Top 20 Best Toilet Quotes
#2. People don't think of their office as a workplace anymore. They think of it as a stationary store with Danish. You want to get your pastry, your envelopes, your supplies, your toilet paper, six cups of coffee, and you go home.
Jerry Seinfeld
#3. I always have my best thoughts on the toilet.
Charlie Day
#4. Uh, you're the fashionable expert here. I just sort of throw on things that don't have holes in them and hope for the best. I read a Cosmo onece on the toilet. Does that count?
Sara Wolf
#5. Last night was one of the best nights of my life."

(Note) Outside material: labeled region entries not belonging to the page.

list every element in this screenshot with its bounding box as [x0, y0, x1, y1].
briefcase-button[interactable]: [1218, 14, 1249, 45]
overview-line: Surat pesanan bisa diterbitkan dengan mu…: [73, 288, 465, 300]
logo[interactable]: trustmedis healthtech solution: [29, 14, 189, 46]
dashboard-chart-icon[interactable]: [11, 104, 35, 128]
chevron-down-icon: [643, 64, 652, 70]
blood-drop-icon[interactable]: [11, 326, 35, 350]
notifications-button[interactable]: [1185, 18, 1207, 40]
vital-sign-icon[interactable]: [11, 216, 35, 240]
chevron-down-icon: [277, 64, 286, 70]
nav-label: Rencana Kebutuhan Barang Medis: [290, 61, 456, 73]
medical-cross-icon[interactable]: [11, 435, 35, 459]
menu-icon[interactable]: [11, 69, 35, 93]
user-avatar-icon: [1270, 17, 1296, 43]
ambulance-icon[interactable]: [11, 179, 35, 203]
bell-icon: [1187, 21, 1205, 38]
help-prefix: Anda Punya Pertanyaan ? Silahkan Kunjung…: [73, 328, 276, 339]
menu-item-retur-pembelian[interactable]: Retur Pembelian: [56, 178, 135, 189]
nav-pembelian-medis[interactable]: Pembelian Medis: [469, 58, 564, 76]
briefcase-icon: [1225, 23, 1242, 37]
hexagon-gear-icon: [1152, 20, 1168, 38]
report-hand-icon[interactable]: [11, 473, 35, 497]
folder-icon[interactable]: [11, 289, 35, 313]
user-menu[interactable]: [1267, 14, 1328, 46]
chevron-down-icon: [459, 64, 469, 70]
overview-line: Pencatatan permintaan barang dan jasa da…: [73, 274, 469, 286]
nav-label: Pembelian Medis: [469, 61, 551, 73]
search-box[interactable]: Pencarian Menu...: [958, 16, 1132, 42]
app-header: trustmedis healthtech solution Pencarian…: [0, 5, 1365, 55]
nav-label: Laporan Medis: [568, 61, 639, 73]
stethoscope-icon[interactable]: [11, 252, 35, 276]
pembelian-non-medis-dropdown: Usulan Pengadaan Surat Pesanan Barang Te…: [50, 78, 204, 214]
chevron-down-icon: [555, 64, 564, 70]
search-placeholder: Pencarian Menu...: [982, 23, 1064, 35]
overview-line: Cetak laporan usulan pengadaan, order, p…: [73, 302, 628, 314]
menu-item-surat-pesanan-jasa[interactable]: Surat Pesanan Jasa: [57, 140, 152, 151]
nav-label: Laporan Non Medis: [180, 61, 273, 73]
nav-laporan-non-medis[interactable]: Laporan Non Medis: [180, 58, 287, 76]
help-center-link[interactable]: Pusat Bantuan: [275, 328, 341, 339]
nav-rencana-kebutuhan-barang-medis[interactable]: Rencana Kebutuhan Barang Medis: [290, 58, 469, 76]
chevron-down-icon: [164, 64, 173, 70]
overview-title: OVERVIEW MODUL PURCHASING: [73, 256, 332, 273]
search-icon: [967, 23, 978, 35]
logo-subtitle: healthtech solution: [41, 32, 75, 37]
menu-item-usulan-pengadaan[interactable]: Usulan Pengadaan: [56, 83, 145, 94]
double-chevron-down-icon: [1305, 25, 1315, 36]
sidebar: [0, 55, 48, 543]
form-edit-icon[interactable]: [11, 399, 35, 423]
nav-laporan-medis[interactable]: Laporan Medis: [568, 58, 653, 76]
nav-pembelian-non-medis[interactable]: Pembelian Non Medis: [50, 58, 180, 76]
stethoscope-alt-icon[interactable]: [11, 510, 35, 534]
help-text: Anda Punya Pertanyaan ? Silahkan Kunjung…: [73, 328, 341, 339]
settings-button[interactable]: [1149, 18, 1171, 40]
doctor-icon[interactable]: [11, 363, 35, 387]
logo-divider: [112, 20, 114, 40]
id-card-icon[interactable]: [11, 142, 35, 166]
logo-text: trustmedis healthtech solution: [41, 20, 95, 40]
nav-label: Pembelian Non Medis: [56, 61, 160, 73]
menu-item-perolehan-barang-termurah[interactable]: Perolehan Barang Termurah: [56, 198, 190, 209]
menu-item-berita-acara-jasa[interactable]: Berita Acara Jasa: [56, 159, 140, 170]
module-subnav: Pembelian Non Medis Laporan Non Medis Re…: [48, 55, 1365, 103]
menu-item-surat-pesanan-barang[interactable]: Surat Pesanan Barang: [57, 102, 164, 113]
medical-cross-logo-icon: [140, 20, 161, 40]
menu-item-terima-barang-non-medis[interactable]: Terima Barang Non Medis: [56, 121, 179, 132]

"Sleeping in between the toilet an the tub on a cold, hard tile floor with a vomiting idiot was one of our best nights? That's sad, Trav.
Jamie McGuire
#6. He did have to flush the toilet though, since I hadn't gotten to that yet. I had only peed, otherwise I might have been mortified. Best friend or not, shit was still shit.
Scarlett Dawn
#7. Crap was not a bad word. It was the shortened name of the marketing genius of the best known flush toilet, John Crapper. Really.
Faith Hunter
#8. This is one of the weird things about motherhood. You can predict that some of your best moments will happen around the toilet at six am while you're holding a pile of fingernail clipping like a Santeria priestess.
Tina Fey
#10. All that matters is the worlds I can make, not this toilet-licking one I have to live in.
Jandy Nelson
#11. Taking care a white babies, that's what I do, along with all the cooking and the cleaning. I done raised seventeen kids in my lifetime. I know how to get them babies to sleep, stop crying, and go in the toilet bowl before they mamas even get out a bed in the morning.
Kathryn Stockett
#12. I'm like toilet paper, toothpaste and certain amenities - I'm proven to be good. I've still got 5, 6, 7, 8, 9, 10 years left.
Shaquille O'Neal
#13. I loved being in Trainspotting and having to dive into the filthiest toilet in Scotland.
Ewan McGregor
#14. His stream lasted so long I thought about throwing a quarter into the toilet bowl to make a wish.
Atom Yang
#15. I didn't go to high school. I think that after you learn to read and write and do your numbers and flush the toilet behind yourself, you don't need no more schoolin'. You need to get out in the water and swim.
Wilford Brimley
#16. Let me tell you, people go on and on about what a great idea electricity was, but I'm going to put toilet paper right next to the wheel and say those are the best ideas anyone's ever had. Scoff at it if you will, but try living for two millennia without it and then we'll talk.
Kevin Hearne
#17. And I have this little litany of things they can do. And the first one, of course, is to write - every day, no excuses. It's so easy to make excuses. Even professional writers have days when they'd rather clean the toilet than do the writing.
Octavia Butler
#18. I said a silent prayer. Actually, silent is probably the only type of prayer a guy should attempt when his head's in a toilet.
Andrew Smith
#19. Yup, the toilet is my best friend before a show.
Eric Carr
#20. At one point Malkin and one of his colleagues took Eichmann to the toilet. They waited outside. After a few minutes, Eichmann called out to Malkin, 'Darf ich anfangen?' ('May I begin?') Only when told yes did he begin to move his bowels.